Chapter· Feb 2025 — Present

Data Engineer
Zepto

Bangalore, India

At Zepto, the clock is the antagonist. Ten-minute delivery only works if every shelf, in every one of eleven hundred dark stores, knows the truth about itself in the same heartbeat. I came in to build that heartbeat — a planning source-of-truth and a real-time inventory spine that the entire merchandising and fulfilment org could lean on.

The streaming spine is a long, deliberate sentence: Debezium reads Postgres write-ahead logs the moment a SKU moves, Kafka carries the event, PyFlink keeps state in flight and reconciles it, ClickHouse fans it out for sub-second lookups. The thirty-minute batch we replaced wasn't slow because the cluster was small — it was slow because the architecture asked the wrong question. Now the question is asked continuously, and the answer is always less than a minute old.

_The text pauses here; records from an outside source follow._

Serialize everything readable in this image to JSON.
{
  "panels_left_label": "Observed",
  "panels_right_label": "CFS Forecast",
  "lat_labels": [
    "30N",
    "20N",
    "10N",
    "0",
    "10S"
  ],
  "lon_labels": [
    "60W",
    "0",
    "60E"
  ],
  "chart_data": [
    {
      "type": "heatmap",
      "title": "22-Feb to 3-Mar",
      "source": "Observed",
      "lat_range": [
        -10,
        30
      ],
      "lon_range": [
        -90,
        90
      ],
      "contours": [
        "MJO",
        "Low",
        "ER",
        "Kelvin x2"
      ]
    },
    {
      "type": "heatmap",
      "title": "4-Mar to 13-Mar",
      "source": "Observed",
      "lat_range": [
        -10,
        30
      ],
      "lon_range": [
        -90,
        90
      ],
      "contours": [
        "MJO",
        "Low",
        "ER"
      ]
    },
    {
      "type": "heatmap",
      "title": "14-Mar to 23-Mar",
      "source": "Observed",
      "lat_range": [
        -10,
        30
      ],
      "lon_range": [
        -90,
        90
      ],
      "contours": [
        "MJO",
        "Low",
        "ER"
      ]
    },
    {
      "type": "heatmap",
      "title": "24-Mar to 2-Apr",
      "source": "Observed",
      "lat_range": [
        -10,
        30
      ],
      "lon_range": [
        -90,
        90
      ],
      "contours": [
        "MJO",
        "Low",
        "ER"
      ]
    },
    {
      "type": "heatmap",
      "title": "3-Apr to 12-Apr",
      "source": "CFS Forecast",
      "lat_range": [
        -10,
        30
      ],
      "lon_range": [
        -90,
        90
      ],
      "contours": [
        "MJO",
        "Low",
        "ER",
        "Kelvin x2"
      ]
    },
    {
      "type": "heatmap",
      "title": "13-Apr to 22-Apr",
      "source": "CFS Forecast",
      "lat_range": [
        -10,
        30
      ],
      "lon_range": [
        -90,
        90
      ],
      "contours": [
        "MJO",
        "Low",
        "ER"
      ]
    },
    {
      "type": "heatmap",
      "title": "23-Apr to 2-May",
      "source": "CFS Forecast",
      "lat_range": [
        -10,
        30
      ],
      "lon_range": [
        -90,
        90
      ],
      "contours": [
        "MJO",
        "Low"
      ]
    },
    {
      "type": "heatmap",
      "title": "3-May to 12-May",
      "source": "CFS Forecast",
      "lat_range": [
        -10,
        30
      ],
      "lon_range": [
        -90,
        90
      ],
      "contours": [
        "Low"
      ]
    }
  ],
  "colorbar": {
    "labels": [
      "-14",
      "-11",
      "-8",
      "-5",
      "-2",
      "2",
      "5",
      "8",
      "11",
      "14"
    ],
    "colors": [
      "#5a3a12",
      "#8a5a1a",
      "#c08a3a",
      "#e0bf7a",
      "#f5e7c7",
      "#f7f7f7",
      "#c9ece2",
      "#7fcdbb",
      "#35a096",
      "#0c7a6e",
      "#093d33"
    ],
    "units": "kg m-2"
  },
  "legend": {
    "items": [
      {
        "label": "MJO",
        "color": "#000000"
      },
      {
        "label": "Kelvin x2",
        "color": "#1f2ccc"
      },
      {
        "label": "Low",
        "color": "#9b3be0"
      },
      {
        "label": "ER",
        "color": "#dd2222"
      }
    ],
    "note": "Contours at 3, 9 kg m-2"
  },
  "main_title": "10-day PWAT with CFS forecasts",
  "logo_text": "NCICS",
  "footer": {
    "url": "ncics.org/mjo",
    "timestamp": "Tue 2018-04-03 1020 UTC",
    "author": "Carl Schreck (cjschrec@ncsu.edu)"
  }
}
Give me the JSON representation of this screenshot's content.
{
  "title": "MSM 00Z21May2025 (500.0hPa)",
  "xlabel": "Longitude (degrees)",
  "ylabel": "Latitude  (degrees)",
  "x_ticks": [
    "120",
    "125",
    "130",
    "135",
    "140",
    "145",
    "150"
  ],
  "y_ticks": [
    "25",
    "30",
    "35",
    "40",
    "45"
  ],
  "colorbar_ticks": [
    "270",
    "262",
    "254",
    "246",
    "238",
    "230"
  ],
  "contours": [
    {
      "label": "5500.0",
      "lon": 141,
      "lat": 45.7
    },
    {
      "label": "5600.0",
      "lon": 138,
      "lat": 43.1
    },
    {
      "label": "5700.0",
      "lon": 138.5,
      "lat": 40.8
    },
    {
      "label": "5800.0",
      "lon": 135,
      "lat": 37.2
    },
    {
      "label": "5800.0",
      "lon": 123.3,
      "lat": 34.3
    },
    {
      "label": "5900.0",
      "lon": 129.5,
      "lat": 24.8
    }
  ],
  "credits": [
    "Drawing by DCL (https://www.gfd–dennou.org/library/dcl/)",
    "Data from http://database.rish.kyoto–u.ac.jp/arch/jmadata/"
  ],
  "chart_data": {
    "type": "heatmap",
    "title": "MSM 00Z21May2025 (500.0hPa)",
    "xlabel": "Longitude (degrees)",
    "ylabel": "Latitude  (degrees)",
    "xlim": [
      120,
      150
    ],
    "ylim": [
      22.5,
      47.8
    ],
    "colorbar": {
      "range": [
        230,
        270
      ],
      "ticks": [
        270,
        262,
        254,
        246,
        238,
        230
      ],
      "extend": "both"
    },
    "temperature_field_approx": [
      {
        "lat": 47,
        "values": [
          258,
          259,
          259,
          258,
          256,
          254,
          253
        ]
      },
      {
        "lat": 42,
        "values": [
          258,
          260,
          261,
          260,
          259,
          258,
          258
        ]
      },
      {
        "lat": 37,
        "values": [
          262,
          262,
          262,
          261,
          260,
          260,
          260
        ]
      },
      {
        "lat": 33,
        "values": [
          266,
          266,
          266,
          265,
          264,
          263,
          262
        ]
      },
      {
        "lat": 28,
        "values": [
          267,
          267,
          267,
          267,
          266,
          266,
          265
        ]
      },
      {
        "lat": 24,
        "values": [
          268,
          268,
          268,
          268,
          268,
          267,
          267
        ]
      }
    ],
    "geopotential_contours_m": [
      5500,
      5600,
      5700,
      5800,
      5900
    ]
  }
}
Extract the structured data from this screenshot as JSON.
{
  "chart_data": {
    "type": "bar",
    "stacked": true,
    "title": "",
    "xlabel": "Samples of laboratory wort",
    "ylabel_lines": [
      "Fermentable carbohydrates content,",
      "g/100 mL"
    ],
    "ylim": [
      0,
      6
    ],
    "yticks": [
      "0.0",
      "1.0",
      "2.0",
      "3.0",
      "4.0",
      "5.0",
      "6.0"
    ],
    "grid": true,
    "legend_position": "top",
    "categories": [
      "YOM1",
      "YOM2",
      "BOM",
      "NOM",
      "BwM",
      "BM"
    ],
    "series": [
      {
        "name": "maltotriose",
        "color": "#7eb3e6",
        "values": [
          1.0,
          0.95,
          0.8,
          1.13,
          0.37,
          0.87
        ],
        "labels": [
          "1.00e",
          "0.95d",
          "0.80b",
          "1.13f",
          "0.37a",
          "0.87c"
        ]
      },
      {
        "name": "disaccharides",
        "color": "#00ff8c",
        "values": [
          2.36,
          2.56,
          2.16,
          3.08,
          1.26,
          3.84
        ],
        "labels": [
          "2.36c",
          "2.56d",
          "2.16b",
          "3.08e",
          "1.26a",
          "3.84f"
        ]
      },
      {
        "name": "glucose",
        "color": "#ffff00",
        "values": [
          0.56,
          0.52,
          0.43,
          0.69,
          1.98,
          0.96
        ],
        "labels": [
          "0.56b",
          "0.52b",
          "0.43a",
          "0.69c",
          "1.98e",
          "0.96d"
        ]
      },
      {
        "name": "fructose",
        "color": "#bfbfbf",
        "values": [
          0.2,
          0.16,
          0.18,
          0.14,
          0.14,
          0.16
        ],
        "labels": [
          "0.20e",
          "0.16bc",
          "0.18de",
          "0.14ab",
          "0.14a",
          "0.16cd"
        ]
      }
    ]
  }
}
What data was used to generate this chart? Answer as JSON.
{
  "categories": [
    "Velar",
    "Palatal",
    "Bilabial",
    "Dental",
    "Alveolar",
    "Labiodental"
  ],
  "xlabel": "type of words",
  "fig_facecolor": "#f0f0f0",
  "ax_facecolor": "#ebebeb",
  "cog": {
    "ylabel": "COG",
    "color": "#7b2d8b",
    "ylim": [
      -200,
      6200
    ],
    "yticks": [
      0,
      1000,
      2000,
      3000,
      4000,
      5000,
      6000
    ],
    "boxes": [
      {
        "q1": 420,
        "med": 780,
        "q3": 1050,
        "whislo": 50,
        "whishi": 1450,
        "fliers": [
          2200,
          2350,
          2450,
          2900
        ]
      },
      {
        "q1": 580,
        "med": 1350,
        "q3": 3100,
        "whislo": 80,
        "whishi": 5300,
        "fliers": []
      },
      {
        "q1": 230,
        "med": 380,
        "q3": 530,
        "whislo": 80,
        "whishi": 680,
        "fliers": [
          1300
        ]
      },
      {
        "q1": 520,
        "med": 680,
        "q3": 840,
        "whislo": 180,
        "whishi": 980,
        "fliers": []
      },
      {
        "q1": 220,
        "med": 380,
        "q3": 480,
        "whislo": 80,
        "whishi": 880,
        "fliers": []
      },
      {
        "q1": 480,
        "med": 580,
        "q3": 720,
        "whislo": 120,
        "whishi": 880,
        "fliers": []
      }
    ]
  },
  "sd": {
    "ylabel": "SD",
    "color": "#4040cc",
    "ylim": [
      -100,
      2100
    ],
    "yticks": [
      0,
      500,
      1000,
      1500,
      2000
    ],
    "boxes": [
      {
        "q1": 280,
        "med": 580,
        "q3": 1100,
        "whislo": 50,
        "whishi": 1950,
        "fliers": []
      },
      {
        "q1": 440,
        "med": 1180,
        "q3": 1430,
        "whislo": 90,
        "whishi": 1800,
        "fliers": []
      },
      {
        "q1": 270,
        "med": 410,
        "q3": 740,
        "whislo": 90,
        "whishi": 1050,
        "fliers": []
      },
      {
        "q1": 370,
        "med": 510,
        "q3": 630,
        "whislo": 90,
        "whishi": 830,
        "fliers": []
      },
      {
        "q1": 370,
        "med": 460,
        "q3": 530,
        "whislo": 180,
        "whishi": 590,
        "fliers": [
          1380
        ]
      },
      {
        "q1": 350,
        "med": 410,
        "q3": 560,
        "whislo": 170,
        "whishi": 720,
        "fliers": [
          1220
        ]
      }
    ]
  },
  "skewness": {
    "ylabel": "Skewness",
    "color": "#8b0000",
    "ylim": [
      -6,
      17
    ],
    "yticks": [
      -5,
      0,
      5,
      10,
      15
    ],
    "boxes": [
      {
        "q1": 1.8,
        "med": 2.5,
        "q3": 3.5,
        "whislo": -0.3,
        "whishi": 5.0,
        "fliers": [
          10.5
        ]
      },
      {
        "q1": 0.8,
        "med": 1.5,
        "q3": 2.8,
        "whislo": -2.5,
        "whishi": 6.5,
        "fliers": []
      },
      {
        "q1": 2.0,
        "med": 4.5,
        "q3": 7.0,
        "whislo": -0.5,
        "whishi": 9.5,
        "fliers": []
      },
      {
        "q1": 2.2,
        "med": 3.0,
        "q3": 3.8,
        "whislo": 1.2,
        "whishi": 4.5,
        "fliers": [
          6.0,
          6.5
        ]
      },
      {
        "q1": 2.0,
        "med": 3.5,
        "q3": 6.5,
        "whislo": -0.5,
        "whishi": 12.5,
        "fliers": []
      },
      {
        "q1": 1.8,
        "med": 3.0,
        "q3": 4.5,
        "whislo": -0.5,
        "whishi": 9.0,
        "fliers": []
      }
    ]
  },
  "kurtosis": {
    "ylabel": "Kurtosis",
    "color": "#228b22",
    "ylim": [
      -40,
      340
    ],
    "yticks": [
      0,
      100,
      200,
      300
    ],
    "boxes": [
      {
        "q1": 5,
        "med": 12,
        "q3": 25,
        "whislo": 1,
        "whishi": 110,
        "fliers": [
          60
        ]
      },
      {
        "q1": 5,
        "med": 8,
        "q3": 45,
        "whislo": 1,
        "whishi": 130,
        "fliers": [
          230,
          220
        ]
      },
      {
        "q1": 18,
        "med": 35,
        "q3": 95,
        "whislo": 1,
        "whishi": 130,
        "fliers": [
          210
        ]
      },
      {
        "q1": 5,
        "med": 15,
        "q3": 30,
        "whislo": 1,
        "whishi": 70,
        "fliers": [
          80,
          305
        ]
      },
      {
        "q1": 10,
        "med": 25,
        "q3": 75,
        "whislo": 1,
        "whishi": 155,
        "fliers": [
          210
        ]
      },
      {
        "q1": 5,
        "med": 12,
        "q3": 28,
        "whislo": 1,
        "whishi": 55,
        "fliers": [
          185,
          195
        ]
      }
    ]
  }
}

The planning layer sits on PySpark, Delta Lake on S3, and Airflow, but the interesting work was less about frameworks and more about cost discipline. By rethinking partitioning, broadcast joins, and predicate pushdown on the Transfer Order pipeline, we picked up a 4.5× speedup, trimmed thirty to thirty-five percent off infra spend, and pulled mean-time-to-recovery from ninety minutes down to thirty.

The other half of the story is governance. Two hundred jobs, dozens of engineers, no appetite for snowflake clusters. I built an IaaC framework around GitHub Actions, Delta-table audit, and Databricks RBAC so that onboarding a new pipeline takes two hours instead of two days. The anomaly detector — a small Z-score service over Databricks telemetry, backed by Redis for sub-millisecond thresholds and MongoDB for alert history — pre-empts about half of what would otherwise become incidents.